An ability to alter lifelong attitudes toward diet and exercise may ultimately be the key to successful weight management: You must be motivated enough to change habits not for a few weeks or months but for a lifetime. The importance of this resolve cannot be underestimated. Choosing the right time to start a weight-loss program is also important. People under stress or pressure may not be able to devote the considerable attention and effort required to make lifestyle changes.

If you are motivated and ready to lose weight, the following guidelines will help.

1. Set realistic goals. Instead of attempting to lose a specific number of pounds, make it your goal to adopt more healthful eating and exercise habits. If you are obese and feel compelled to set a weight goal, losing 10 percent to 15 percent of your current body weight is a realistic objective. The safest rate of weight loss is 1/2 to 2 pounds a week.

2. Seek support from family and friends. People who receive social support are more successful in changing their behaviors. Ask family and friends for help, whether this means keeping high-fat foods out of the house or relieving you of some chore so that you have time to exercise. It will be easier to stick to your new eating plan if everyone in the household eats the same types of foods. You may be more motivated to exercise if you work out with a friend or family member.

3. Make changes gradually. Ease into exercise; do not overdo it. Incorporate low-fat eating in stages. For example, if you typically drink whole milk, switch to reduced-fat (2 percent) milk, then to low-fat (1 percent), and then to fat-free milk.

4. Eat slowly. Many people consume more calories than needed to satisfy their hunger because they eat too quickly. Since it takes about 20 minutes for the brain to recognize that the stomach is full, slowing down helps you feel satisfied on less food.

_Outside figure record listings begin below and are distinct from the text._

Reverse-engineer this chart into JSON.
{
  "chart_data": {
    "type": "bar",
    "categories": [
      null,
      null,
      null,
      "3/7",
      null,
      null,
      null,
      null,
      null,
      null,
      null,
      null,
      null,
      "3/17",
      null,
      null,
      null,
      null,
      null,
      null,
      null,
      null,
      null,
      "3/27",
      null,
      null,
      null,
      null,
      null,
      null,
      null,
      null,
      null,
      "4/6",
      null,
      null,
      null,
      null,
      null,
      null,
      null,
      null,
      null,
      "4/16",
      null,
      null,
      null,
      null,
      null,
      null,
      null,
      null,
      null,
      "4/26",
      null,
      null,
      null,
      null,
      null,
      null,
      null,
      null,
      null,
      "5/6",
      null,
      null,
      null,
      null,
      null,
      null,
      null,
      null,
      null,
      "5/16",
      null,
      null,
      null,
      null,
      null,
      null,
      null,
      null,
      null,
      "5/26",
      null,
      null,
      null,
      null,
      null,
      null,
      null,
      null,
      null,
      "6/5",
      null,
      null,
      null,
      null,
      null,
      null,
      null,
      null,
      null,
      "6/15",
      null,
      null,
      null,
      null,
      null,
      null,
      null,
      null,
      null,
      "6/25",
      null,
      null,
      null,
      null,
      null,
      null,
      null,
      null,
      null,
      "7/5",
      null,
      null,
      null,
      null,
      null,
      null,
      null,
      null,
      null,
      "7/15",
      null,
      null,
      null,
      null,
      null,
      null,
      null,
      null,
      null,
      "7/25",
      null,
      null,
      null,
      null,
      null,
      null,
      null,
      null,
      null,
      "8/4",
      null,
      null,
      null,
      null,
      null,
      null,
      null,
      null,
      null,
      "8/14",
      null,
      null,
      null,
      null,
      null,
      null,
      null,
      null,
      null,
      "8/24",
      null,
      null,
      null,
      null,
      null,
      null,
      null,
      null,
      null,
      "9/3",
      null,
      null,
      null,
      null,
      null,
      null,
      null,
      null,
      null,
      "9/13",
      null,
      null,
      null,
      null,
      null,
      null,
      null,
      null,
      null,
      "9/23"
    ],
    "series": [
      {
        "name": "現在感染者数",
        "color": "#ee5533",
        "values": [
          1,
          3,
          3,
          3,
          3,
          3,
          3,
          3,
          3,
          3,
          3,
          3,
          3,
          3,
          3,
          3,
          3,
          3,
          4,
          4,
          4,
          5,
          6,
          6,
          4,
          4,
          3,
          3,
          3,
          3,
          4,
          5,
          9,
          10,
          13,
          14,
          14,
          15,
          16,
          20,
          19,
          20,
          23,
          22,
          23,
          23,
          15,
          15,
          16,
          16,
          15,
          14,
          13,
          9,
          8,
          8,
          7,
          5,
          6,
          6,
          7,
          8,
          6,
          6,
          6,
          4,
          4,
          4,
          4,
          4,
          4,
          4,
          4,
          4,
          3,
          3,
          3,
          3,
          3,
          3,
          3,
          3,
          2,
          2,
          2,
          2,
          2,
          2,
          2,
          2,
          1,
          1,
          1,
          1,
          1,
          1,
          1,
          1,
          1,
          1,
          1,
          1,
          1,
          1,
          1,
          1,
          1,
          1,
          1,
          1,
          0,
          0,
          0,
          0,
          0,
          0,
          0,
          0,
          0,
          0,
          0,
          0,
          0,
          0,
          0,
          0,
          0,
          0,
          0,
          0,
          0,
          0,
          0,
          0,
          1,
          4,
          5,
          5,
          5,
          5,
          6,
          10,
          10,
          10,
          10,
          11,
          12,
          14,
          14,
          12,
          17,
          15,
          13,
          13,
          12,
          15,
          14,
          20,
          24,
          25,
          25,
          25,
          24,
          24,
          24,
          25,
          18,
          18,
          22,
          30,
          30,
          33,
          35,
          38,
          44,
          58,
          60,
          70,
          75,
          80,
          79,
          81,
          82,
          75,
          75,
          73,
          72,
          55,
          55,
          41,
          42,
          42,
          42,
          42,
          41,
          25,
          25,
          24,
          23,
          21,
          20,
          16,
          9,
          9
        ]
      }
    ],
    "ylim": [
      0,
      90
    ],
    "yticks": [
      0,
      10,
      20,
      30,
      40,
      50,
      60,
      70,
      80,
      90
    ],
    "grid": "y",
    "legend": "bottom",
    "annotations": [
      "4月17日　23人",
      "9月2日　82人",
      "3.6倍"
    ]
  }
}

5. Eat three meals a day, plus snacks. Skipping meals is counterproductive, as is severely reducing food intake, since such strict changes are impossible to maintain and are ultimately unhealthful. You will be more successful in the long run if you allow yourself to eat when you are hungry, eat enough nutritious low-fat food to satisfy that hunger, and spread your calorie intake over the course of the day.

6. Plan for exercise. Choose activities that are convenient and enjoyable, and then treat exercise like any other appointment--set a time and jot it down in your datebook.

7. Evaluate your relationship to food. Behavioral and emotional cues frequently trigger an inappropriate desire to eat. The most common cues are habit, stress, boredom, sadness, anxiety, loneliness, and the use of food as a reward. Many people also relate food to love or care and derive comfort from it. Although eating may appear to soothe uncomfortable feelings, its effect is temporary at best and ultimately does not solve any problems. In fact, it may distract you from focusing on the real issues.

8. Don't try to be perfect. While losing weight requires significant changes in eating and exercise habits, not every high-calorie food must be banished forever, and you need not exercise vigorously every day.